Hasta que lo encontré en un pino de un patio. Me subí, estiré la mano, lo llamé y se acercó. Para bajar tuve que hacerlo descalza y con el pantalón de vestir, porque había dejado las sandalias abajo. Pero me fui de ahí con mi loro. 

—¿Qué te gustaría que la gente se lleve de este vínculo entre una humana y una vaca? 

—Siempre digo que Antonia para mí no tiene valor económico. Ella se crió conmigo y, aunque hoy viva en el campo de mi pareja por una cuestión de espacio, va a ser siempre mi mascota. 

Tiene una particularidad: come pan. Desde chiquita le di pan y ahora, cada vez que voy a visitarla, le llevo un kilo. Ella me busca y me reclama ese mimo. 

Creo que los animales se crían como uno los acostumbra. Se domestican, entienden y nos enseñan todos los días a ser mejores. A veces también son ellos los que nos eligen a nosotros. 

Es una experiencia hermosa tener animales diferentes a los domésticos, pero también hay que entender que para hacerlo hay que tener espacio, tiempo, recursos y, sobre todo, mucho amor para darles. 

Creo que mi papá, que fue criado en el campo, influyó muchísimo en mi pasión por querer y cuidar a los animales. 

Una historia que cumple nueve años 

Este sábado 15 de agosto, Antonia cumple nueve años. Nueve años desde aquella noche en la que una pequeña ternerita apareció inesperadamente en el patio de Jorgelina y comenzó una historia que trascendió cualquier vínculo convencional entre una persona y un animal. 

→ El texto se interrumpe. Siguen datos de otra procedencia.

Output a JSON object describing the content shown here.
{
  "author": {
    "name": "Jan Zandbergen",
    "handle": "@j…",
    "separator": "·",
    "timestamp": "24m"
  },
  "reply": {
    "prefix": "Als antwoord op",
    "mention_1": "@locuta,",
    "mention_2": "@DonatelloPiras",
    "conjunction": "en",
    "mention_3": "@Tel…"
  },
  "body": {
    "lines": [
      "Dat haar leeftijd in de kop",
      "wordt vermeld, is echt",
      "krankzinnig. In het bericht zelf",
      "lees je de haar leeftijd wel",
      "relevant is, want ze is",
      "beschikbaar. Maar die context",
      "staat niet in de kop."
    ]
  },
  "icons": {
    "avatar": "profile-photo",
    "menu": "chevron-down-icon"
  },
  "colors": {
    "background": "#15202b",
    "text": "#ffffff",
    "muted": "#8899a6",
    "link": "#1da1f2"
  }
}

Hoy Antonia tiene su lugar en el campo, pero conserva algunas costumbres de aquellos primeros tiempos. Y entre ellas está esperar a Jorgelina, reconocer su voz y reclamarle su kilo de pan. 

Porque para Jorgelina, Antonia nunca fue una vaca más. Fue aquella pequeña ternerita que necesitaba una mamadera, que creció entre perros y que terminó enseñándole que los animales también pueden construir vínculos, recordar, elegir y convertirse en parte de una familia. 

Antes de terminar la entrevista, Jorgelina pidió hacer una dedicatoria especial: 

“Quisiera dedicarle esta nota a una gran persona y amiga que nos acaba de dejar: Laurita Balinotti”.